Gaga for Dada: The Original Art Rebels, BBC Four | reviews, news & interviews
Gaga for Dada: The Original Art Rebels, BBC Four
Gaga for Dada: The Original Art Rebels, BBC Four
Inspiring student pranks and political satire, Dada is the lifeblood of 20th century culture
If you’ve had half an eye on BBC Four’s conceptual art week, you’ll have noticed that the old stuff is where it’s at, with Duchamp’s urinal making not one but two appearances, equalled only by Martin Creed, that other well-known, conceptual stalwart (who actually isn’t as old as he looks).
The other reason, as demonstrated in Tate Britain’s disastrous Conceptual Art in Britain: 1964-1979 show earlier this year, is that if you take away the lavatorial mischief-making of Duchamp’s urinal and Manzoni’s tinned shit, the discussion of conceptual art can all too easily slip into beard-stroking self-parody.
Certainly Vic Reeves (or Jim Moir as he was tonight, although what the difference is who knows) did a good job of persuading us that Dada is at the root of everything subversive, silly and conceptual in the 20th century and beyond, with his own brand of humour anticipated in the nonsense-language performances at Zurich’s Cabaret Voltaire. A stunned audience looked on as Moir donned a cardboard costume to re-enact Hugo Ball's Magical Bishop speech of 1916: it was pure Vic & Bob and bizarre proof that there really is nothing new under the sun.
Martin Creed, an artist as barmy as he is delightful, served as a sort of living embodiment of Dada, not least because no-one, including Moir, can ever tell whether he’s taking the mick or not. Having sparked tabloid outrage with Dadaesque installations like Work No. 227: The Lights Going On and Off, 2000, Creed greeted with amused interest the news that his installation Work No. 200: Half the Air in a Given Space, 1998, had in fact been done by Man Ray in the 1920s.

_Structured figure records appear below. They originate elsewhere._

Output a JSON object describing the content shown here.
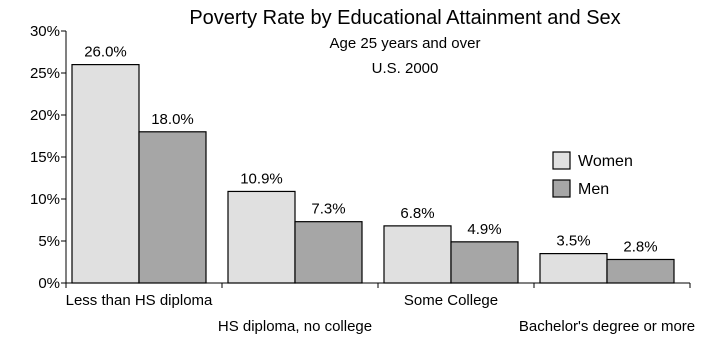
{
  "chart_data": {
    "type": "bar",
    "title": "Poverty Rate by Educational Attainment and Sex",
    "subtitle_lines": [
      "Age 25 years and over",
      "U.S. 2000"
    ],
    "categories": [
      "Less than HS diploma",
      "HS diploma, no college",
      "Some College",
      "Bachelor's degree or more"
    ],
    "series": [
      {
        "name": "Women",
        "color": "#e0e0e0",
        "values": [
          26.0,
          10.9,
          6.8,
          3.5
        ],
        "labels": [
          "26.0%",
          "10.9%",
          "6.8%",
          "3.5%"
        ]
      },
      {
        "name": "Men",
        "color": "#a6a6a6",
        "values": [
          18.0,
          7.3,
          4.9,
          2.8
        ],
        "labels": [
          "18.0%",
          "7.3%",
          "4.9%",
          "2.8%"
        ]
      }
    ],
    "ylim": [
      0,
      30
    ],
    "yticks": [
      0,
      5,
      10,
      15,
      20,
      25,
      30
    ],
    "ytick_labels": [
      "0%",
      "5%",
      "10%",
      "15%",
      "20%",
      "25%",
      "30%"
    ],
    "xlabel": "",
    "ylabel": "",
    "grid": false,
    "legend": "right"
  }
}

Likewise, animator Terry Gilliam revealed that an early review had described him as “a product of Max Ernst”, whose collages he had in fact never seen. Shown a film by Hans Richter featuring the silly walks that have since become a Monty Python trademark, he, like Creed, was unperturbed, preferring to see these much earlier incarnations as evidence of the continued vigour of Dada. As they saw it, Dada was a sort of continuous revolution, relevant today but born out of the horror of the First World War, when one form of madness was offered as a response to another.

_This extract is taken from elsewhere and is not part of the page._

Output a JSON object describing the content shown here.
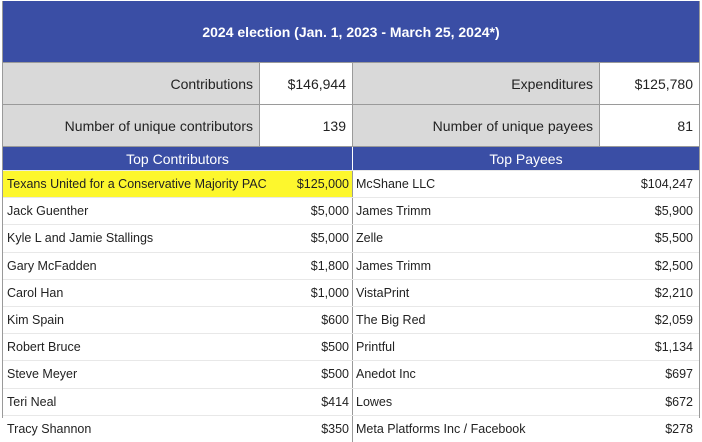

Short of a sidekick to banter with, Moir’s relentless hilarity needed a focus, brilliantly provided by Martin Creed who was more than a match for him in the silliness stakes, throwing down the gauntlet by casually revealing the neatly dismantled Fiat Panda in his spare room. If that brought back memories of undergraduate high jinks, the essentially Dadaist sensibility of the student jape was taken as an excuse for Reeves, accompanied by a game Cornelia Parker, to rather lamely stick balaclavas on the Bond Street statues of Roosevelt and Churchill.
Like much of Vic Reeves’s work it was an acquired taste that fluctuated wildly between overdone funniness and more subtle humour that delivered moments of insight. For some, the presence of Jim Moir will no doubt smack of “dumbing down”, but really, this just isn't the case: who better to talk about Dada than someone who has spent his entire working life in a Dadaist mindset?